Would the Scotsman then transfer to another school, to finally complete his degree? No chance. He was a quitter—always had been. A decade earlier, he’d received his first rejection slip from a magazine editor and immediately gave up all hope of becoming a writer, despite having a journalism degree. In like fashion, he would leave the university, unable to complete his goal, and return to the factory, a broken man. Nick’s revenge would be complete. And he couldn’t be punished! Even if he were convicted of tampering with Scott’s watch, was that a crime? In itself, no . . . Nick sat back, chuckling. It would indeed be the perfect crime.

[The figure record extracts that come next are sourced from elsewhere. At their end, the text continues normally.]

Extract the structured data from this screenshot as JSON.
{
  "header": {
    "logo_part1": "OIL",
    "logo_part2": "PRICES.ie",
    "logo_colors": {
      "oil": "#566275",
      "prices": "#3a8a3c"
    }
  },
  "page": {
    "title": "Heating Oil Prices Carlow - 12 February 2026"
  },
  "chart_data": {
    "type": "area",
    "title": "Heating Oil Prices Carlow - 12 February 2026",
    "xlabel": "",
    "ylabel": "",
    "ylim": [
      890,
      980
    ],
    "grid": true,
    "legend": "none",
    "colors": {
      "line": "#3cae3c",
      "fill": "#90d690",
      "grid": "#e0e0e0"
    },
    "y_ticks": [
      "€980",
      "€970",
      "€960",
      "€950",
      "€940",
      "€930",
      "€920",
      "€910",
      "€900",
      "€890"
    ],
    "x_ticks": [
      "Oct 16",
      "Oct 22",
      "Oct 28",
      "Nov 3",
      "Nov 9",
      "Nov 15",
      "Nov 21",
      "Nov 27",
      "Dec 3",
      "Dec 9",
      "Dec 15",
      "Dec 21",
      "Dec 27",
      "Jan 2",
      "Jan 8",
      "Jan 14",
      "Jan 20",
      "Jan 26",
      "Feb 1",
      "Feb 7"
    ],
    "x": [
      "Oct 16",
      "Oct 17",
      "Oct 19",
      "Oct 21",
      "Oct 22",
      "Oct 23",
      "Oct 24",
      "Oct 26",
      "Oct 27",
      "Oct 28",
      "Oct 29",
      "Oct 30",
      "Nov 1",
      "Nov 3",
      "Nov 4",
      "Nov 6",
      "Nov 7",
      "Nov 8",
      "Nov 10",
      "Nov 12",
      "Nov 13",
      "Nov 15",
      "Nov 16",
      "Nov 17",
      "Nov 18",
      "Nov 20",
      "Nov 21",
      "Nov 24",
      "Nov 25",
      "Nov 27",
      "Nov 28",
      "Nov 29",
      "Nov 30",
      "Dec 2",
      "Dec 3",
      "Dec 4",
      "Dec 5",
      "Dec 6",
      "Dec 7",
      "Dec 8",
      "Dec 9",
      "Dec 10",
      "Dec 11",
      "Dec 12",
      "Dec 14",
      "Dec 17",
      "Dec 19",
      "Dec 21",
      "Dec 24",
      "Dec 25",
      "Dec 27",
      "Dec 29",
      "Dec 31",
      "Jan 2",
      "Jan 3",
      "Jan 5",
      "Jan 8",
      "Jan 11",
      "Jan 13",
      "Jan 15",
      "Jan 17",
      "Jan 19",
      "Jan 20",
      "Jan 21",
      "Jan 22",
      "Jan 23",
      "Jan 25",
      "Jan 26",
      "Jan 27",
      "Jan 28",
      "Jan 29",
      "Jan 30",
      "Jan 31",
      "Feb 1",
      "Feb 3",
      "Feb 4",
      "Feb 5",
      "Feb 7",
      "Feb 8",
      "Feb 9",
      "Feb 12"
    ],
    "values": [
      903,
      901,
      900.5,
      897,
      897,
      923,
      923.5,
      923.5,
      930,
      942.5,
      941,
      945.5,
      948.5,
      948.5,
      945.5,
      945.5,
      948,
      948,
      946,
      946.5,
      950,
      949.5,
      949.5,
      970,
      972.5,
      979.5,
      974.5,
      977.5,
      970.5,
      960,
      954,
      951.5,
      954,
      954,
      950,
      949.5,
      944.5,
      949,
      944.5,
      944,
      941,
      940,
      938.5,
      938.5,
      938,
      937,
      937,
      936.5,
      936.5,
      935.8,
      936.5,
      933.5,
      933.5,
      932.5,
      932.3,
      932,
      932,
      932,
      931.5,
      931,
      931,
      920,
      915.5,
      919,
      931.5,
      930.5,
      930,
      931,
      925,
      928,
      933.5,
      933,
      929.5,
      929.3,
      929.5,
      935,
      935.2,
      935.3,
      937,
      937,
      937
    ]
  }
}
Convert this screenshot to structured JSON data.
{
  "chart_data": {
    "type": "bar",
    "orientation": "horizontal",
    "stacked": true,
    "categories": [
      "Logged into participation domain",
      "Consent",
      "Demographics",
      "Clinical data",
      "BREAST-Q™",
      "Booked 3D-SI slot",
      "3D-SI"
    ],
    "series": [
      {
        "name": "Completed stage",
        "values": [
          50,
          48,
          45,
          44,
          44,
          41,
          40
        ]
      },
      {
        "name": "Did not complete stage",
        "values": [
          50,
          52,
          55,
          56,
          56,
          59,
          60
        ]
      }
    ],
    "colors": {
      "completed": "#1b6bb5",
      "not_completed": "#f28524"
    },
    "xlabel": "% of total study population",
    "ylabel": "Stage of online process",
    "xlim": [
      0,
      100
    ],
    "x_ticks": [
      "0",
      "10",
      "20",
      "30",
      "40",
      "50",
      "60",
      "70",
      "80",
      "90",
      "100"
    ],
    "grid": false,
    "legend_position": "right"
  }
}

Right around five, Scott arrived at the apartment, and between snorting, wheezing, and hacking up snot in the sink, he told Nick about this certain girl, who was so good looking, and not bitchy at all, but actually really sweet, and how he could tell she liked him, and how he wanted to “treat her to an active sex life.” Scott brushed his teeth, admired his reflection for a while, then continued his bedtime ritual by stashing his watch in the sock drawer. He was asleep within the hour, whereupon Nick retrieved the watch, put it in alarm set mode, expertly marched the digits across the screen until the alarm was set for 2:15 p.m., and returned the watch to its drawer. He had launched his magnificent plan and Scott would handle the rest, the mechanism of his own humiliation and rage set into motion like clockwork.

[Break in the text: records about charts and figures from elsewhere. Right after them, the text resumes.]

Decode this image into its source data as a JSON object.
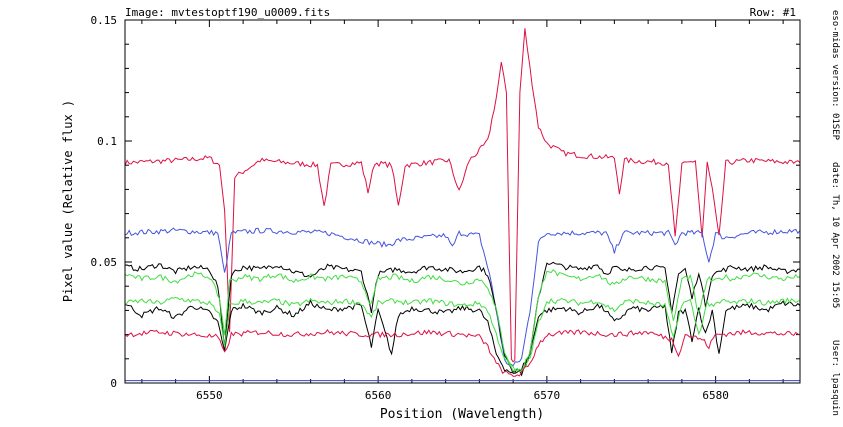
{
  "header": {
    "image_label": "Image: mvtestoptf190_u0009.fits",
    "row_label": "Row: #1"
  },
  "side_info": {
    "version": "eso-midas version: 01SEP",
    "date": "date: Th, 10 Apr 2002 15:05",
    "user": "User: lpasquin"
  },
  "chart_data": {
    "type": "line",
    "xlabel": "Position (Wavelength)",
    "ylabel": "Pixel value (Relative flux )",
    "xlim": [
      6545,
      6585
    ],
    "ylim": [
      0,
      0.15
    ],
    "xticks": [
      6550,
      6560,
      6570,
      6580
    ],
    "yticks": [
      0,
      0.05,
      0.1,
      0.15
    ],
    "ytick_labels": [
      "0",
      "0.05",
      "0.1",
      "0.15"
    ],
    "grid": false,
    "series": [
      {
        "color": "#dd1144",
        "x": [
          6545,
          6548,
          6550,
          6550.6,
          6550.9,
          6551.2,
          6551.5,
          6553,
          6556.4,
          6556.8,
          6557.2,
          6559,
          6559.4,
          6559.8,
          6560.8,
          6561.2,
          6561.6,
          6564.2,
          6564.8,
          6565.4,
          6566,
          6566.5,
          6567,
          6567.3,
          6567.6,
          6567.9,
          6568.1,
          6568.4,
          6568.7,
          6569,
          6569.5,
          6570,
          6571,
          6572,
          6574,
          6574.3,
          6574.6,
          6577.2,
          6577.6,
          6578,
          6578.8,
          6579.2,
          6579.5,
          6579.8,
          6580.2,
          6580.6,
          6582,
          6585
        ],
        "y": [
          0.091,
          0.092,
          0.093,
          0.09,
          0.072,
          0.022,
          0.085,
          0.092,
          0.09,
          0.073,
          0.09,
          0.091,
          0.079,
          0.091,
          0.09,
          0.073,
          0.09,
          0.092,
          0.079,
          0.092,
          0.096,
          0.1,
          0.118,
          0.132,
          0.12,
          0.01,
          0.009,
          0.12,
          0.146,
          0.13,
          0.106,
          0.099,
          0.095,
          0.094,
          0.093,
          0.079,
          0.092,
          0.091,
          0.06,
          0.09,
          0.092,
          0.06,
          0.091,
          0.08,
          0.06,
          0.091,
          0.092,
          0.091
        ]
      },
      {
        "color": "#4455dd",
        "x": [
          6545,
          6548,
          6550.5,
          6550.9,
          6551.3,
          6553,
          6557,
          6559.6,
          6560.6,
          6561.2,
          6564,
          6564.4,
          6564.8,
          6566,
          6566.6,
          6567,
          6567.5,
          6568,
          6568.5,
          6569,
          6569.5,
          6570,
          6573.5,
          6574,
          6574.5,
          6577.2,
          6577.6,
          6578,
          6579.2,
          6579.6,
          6580,
          6580.5,
          6582,
          6585
        ],
        "y": [
          0.062,
          0.063,
          0.062,
          0.045,
          0.062,
          0.063,
          0.062,
          0.058,
          0.057,
          0.059,
          0.061,
          0.056,
          0.062,
          0.061,
          0.045,
          0.03,
          0.009,
          0.007,
          0.01,
          0.03,
          0.058,
          0.062,
          0.062,
          0.054,
          0.062,
          0.062,
          0.057,
          0.062,
          0.062,
          0.05,
          0.062,
          0.06,
          0.062,
          0.063
        ]
      },
      {
        "color": "#000000",
        "x": [
          6545,
          6546,
          6547,
          6548,
          6549,
          6550,
          6550.5,
          6550.9,
          6551.3,
          6552,
          6553,
          6554,
          6555,
          6556,
          6557,
          6558,
          6559,
          6559.6,
          6560,
          6561,
          6562,
          6563,
          6564,
          6565,
          6566,
          6566.5,
          6567,
          6567.5,
          6568,
          6568.5,
          6569,
          6569.5,
          6570,
          6571,
          6572,
          6573,
          6573.5,
          6574,
          6574.5,
          6575,
          6576,
          6577,
          6577.4,
          6577.8,
          6578.2,
          6578.6,
          6579,
          6579.4,
          6579.8,
          6580.2,
          6580.6,
          6581,
          6582,
          6583,
          6584,
          6585
        ],
        "y": [
          0.048,
          0.047,
          0.049,
          0.046,
          0.048,
          0.047,
          0.04,
          0.015,
          0.045,
          0.048,
          0.047,
          0.049,
          0.046,
          0.044,
          0.048,
          0.047,
          0.046,
          0.03,
          0.045,
          0.047,
          0.046,
          0.048,
          0.047,
          0.046,
          0.048,
          0.045,
          0.03,
          0.012,
          0.005,
          0.004,
          0.012,
          0.035,
          0.05,
          0.048,
          0.047,
          0.049,
          0.045,
          0.048,
          0.046,
          0.047,
          0.048,
          0.047,
          0.03,
          0.045,
          0.047,
          0.035,
          0.046,
          0.032,
          0.045,
          0.046,
          0.047,
          0.048,
          0.047,
          0.048,
          0.046,
          0.047
        ]
      },
      {
        "color": "#000000",
        "x": [
          6545,
          6546,
          6547,
          6548,
          6549,
          6550,
          6550.5,
          6550.9,
          6551.3,
          6552,
          6553,
          6554,
          6555,
          6556,
          6557,
          6558,
          6559,
          6559.6,
          6560,
          6560.8,
          6561.2,
          6562,
          6563,
          6564,
          6565,
          6566,
          6566.5,
          6567,
          6567.5,
          6568,
          6568.5,
          6569,
          6569.5,
          6570,
          6571,
          6572,
          6573,
          6573.5,
          6574,
          6575,
          6576,
          6577,
          6577.4,
          6577.8,
          6578.2,
          6578.6,
          6579,
          6579.4,
          6579.8,
          6580.2,
          6580.6,
          6581,
          6582,
          6583,
          6584,
          6585
        ],
        "y": [
          0.033,
          0.028,
          0.031,
          0.027,
          0.032,
          0.029,
          0.025,
          0.013,
          0.03,
          0.032,
          0.029,
          0.031,
          0.028,
          0.033,
          0.03,
          0.031,
          0.032,
          0.015,
          0.03,
          0.012,
          0.028,
          0.031,
          0.03,
          0.029,
          0.031,
          0.03,
          0.025,
          0.012,
          0.006,
          0.004,
          0.006,
          0.012,
          0.028,
          0.03,
          0.031,
          0.029,
          0.032,
          0.03,
          0.025,
          0.031,
          0.03,
          0.032,
          0.012,
          0.029,
          0.03,
          0.018,
          0.031,
          0.02,
          0.03,
          0.012,
          0.03,
          0.031,
          0.032,
          0.03,
          0.033,
          0.032
        ]
      },
      {
        "color": "#44dd44",
        "x": [
          6545,
          6546,
          6547,
          6548,
          6549,
          6550,
          6550.6,
          6550.9,
          6551.2,
          6552,
          6553,
          6554,
          6555,
          6556,
          6557,
          6558,
          6559,
          6559.6,
          6560,
          6561,
          6562,
          6563,
          6564,
          6565,
          6566,
          6566.5,
          6567,
          6567.5,
          6568,
          6568.5,
          6569,
          6569.5,
          6570,
          6571,
          6572,
          6573,
          6574,
          6574.5,
          6575,
          6576,
          6577,
          6577.5,
          6578,
          6578.5,
          6579,
          6579.5,
          6580,
          6580.5,
          6581,
          6582,
          6583,
          6584,
          6585
        ],
        "y": [
          0.045,
          0.043,
          0.044,
          0.042,
          0.045,
          0.044,
          0.035,
          0.02,
          0.042,
          0.044,
          0.043,
          0.045,
          0.042,
          0.044,
          0.043,
          0.044,
          0.042,
          0.032,
          0.043,
          0.044,
          0.042,
          0.044,
          0.043,
          0.041,
          0.043,
          0.04,
          0.03,
          0.013,
          0.006,
          0.005,
          0.013,
          0.035,
          0.047,
          0.044,
          0.043,
          0.045,
          0.04,
          0.043,
          0.044,
          0.043,
          0.042,
          0.025,
          0.043,
          0.044,
          0.028,
          0.043,
          0.042,
          0.044,
          0.043,
          0.045,
          0.044,
          0.043,
          0.044
        ]
      },
      {
        "color": "#44dd44",
        "x": [
          6545,
          6546,
          6547,
          6548,
          6549,
          6550,
          6550.6,
          6550.9,
          6551.2,
          6552,
          6553,
          6554,
          6555,
          6556,
          6557,
          6558,
          6559,
          6559.6,
          6560,
          6561,
          6562,
          6563,
          6564,
          6565,
          6566,
          6566.5,
          6567,
          6567.5,
          6568,
          6568.5,
          6569,
          6569.5,
          6570,
          6571,
          6572,
          6573,
          6574,
          6574.5,
          6575,
          6576,
          6577,
          6577.5,
          6578,
          6578.5,
          6579,
          6579.5,
          6580,
          6580.5,
          6581,
          6582,
          6583,
          6584,
          6585
        ],
        "y": [
          0.033,
          0.034,
          0.033,
          0.035,
          0.034,
          0.033,
          0.028,
          0.015,
          0.032,
          0.034,
          0.033,
          0.034,
          0.032,
          0.034,
          0.033,
          0.034,
          0.033,
          0.027,
          0.033,
          0.034,
          0.033,
          0.034,
          0.033,
          0.032,
          0.033,
          0.03,
          0.02,
          0.01,
          0.005,
          0.005,
          0.01,
          0.025,
          0.034,
          0.034,
          0.033,
          0.034,
          0.03,
          0.033,
          0.034,
          0.033,
          0.032,
          0.018,
          0.033,
          0.034,
          0.02,
          0.033,
          0.032,
          0.034,
          0.033,
          0.034,
          0.033,
          0.034,
          0.034
        ]
      },
      {
        "color": "#dd1144",
        "x": [
          6545,
          6547,
          6549,
          6550.5,
          6550.9,
          6551.3,
          6553,
          6555,
          6557,
          6559,
          6561,
          6563,
          6565,
          6566,
          6566.5,
          6567,
          6567.5,
          6568,
          6568.5,
          6569,
          6569.5,
          6570,
          6572,
          6574,
          6576,
          6577.4,
          6577.8,
          6578.2,
          6579.2,
          6579.6,
          6580,
          6582,
          6585
        ],
        "y": [
          0.02,
          0.021,
          0.02,
          0.019,
          0.012,
          0.02,
          0.021,
          0.02,
          0.021,
          0.02,
          0.02,
          0.021,
          0.02,
          0.019,
          0.015,
          0.008,
          0.004,
          0.003,
          0.004,
          0.008,
          0.016,
          0.02,
          0.021,
          0.02,
          0.021,
          0.018,
          0.012,
          0.02,
          0.018,
          0.015,
          0.02,
          0.021,
          0.02
        ]
      },
      {
        "color": "#3344cc",
        "x": [
          6545,
          6585
        ],
        "y": [
          0.001,
          0.001
        ]
      }
    ]
  }
}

At precisely 2:28 the next afternoon, Nick looked up from his ramen to see the Scotsman crash through the front door in a blind rage. He crossed the room and began smashing his already bloody fist into the fridge. He spouted profanities, mingled with “professor” and “watch,” until he glanced over at Nick and fell silent. Nick, wiping tomato sauce from his chin, innocently asked, “What’s the matter?”
Then, as he locked eyes with the demon roommate, he found he was no longer able to keep a poker face. He jumped up, anticipating the attack, and when the Scotsman reached him, Nick let him have it.